The score-function escape
Section titled “The score-function escape”Take the gradient with respect to x (not θ):
∇_x log p_θ(x) = -∇_x E_θ(x) - ∇_x log Z(θ) = -∇_x E_θ(x) - 0 ← Z does not depend on x = -∇_x E_θ(x)Z vanishes under the x-gradient. The score function s_θ(x) = ∇_x log p_θ(x) = -∇_x E_θ(x) is computable from one backward pass through the energy network, with NO need to know Z.
This is the conceptual move that:
- Opens score matching (L11: train by matching the model’s score to the data’s score)
- Underlies diffusion models (L12-L14: learn to denoise from noise, mathematically equivalent to score matching)
Why EBMs are worth knowing
Section titled “Why EBMs are worth knowing”- Unify several classical model families (RBMs, Ising models, Hopfield, energy-view CRFs)

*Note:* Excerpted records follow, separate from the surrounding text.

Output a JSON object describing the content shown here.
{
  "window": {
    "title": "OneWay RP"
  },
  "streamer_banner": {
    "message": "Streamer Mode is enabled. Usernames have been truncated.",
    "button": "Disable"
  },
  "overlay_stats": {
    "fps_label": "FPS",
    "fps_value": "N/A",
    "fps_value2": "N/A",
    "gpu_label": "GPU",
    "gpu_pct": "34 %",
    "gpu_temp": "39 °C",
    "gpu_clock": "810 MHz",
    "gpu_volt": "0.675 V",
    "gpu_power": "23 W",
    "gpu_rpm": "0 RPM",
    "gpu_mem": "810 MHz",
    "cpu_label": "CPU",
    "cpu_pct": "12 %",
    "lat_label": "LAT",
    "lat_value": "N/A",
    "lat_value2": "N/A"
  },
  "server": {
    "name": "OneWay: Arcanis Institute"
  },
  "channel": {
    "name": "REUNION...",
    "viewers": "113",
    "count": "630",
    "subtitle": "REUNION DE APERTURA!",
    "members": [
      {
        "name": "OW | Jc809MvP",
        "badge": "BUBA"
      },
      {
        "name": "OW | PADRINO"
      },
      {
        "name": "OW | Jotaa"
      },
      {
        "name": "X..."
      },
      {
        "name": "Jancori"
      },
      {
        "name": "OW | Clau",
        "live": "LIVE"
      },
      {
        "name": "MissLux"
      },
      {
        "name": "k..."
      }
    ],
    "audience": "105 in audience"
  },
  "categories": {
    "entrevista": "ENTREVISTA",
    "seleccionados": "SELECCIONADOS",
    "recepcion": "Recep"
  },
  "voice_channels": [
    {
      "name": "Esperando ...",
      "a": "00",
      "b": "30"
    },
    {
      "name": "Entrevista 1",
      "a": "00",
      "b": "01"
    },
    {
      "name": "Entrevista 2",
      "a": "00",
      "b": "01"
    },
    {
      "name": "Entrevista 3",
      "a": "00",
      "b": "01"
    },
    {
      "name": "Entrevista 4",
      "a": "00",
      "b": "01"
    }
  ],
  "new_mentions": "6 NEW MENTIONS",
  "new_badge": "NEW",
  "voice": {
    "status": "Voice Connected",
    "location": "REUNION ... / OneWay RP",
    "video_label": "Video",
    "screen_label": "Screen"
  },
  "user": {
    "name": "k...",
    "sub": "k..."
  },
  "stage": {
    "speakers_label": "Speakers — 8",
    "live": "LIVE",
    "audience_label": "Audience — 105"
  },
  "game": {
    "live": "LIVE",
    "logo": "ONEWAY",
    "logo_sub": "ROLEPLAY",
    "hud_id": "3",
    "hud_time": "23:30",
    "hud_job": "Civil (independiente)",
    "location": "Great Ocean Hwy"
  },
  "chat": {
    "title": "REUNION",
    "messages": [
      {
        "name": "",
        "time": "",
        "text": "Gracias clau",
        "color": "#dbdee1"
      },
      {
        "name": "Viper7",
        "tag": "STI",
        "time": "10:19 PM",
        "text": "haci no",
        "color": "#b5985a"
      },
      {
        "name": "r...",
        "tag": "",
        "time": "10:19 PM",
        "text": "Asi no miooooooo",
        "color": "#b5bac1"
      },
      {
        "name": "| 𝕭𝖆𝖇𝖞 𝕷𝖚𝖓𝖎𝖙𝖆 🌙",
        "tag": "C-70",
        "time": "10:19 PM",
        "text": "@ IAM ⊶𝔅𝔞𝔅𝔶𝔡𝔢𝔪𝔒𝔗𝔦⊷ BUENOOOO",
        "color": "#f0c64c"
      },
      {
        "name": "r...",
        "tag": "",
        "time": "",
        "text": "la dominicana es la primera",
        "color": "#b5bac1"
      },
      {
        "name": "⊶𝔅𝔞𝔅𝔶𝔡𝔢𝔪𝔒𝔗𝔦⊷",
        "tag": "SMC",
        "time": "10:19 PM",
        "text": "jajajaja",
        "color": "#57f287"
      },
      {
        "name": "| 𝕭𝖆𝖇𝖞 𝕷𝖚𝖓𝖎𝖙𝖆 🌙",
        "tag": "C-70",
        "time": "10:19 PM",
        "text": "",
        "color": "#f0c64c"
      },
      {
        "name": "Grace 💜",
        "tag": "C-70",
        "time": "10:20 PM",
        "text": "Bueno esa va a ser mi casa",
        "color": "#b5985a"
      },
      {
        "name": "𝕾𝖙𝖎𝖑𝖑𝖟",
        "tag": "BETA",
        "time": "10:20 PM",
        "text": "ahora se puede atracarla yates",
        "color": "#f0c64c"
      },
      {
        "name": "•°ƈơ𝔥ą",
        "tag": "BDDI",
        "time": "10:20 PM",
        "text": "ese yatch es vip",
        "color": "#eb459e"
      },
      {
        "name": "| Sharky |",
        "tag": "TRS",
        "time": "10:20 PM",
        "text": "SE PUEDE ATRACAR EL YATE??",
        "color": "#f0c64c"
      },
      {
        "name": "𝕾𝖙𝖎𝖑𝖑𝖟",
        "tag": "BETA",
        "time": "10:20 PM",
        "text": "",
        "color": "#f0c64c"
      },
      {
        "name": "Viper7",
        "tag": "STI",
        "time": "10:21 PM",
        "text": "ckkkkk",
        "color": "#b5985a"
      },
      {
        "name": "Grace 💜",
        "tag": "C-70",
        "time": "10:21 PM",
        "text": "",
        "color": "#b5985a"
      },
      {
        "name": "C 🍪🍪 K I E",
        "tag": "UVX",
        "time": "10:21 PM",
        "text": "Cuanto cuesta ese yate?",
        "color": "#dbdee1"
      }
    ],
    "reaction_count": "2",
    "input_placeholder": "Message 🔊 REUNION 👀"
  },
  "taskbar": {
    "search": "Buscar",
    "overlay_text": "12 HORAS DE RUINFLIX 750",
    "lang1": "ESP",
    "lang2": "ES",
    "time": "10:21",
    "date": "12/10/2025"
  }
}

- Conceptual bridge to diffusion (without this lesson, “why does score matching exist?” has no answer)
- “Energy” framing recurs across deep learning (contrastive losses, some SSL methods, DPO-family preference learning)
Why NOT the practical paradigm: MCMC + CD training is slow and unstable compared to autoregressive NLL / flow exact-density / VAE ELBO / diffusion noise prediction. Modern systems use the score-based view that recovers EBM flexibility without the MCMC cost.
Pitfalls to dodge
Section titled “Pitfalls to dodge”- Treating Z as constant.
Z(θ)depends onθ; every gradient step on the energy changes it. Treating Z as a hyperparameter gives systematically biased gradients. - Trying to estimate Z numerically. Grid integration infeasible past ~5D; MCMC estimation of Z is its own research area with unreliable estimates. Use methods that bypass Z (score matching, noise contrastive estimation).
- Forgetting that EBMs sample by MCMC. Generation is iterative Langevin dynamics, not a single forward pass. Slow.
- Mistaking the sign convention. Boltzmann: low energy = high probability. Some papers flip to
p ∝ exp(+E); always check before reading derivations.
The one-line version
Section titled “The one-line version”An EBM names a free neural-network energy E_θ(x) and divides by an intractable partition function Z(θ), which blocks maximum likelihood; the partition function vanishes under the x-gradient, so the score function ∇_x log p_θ = -∇_x E_θ is computable directly, which is the conceptual escape that the next lesson (score matching) and the modern diffusion paradigm build on.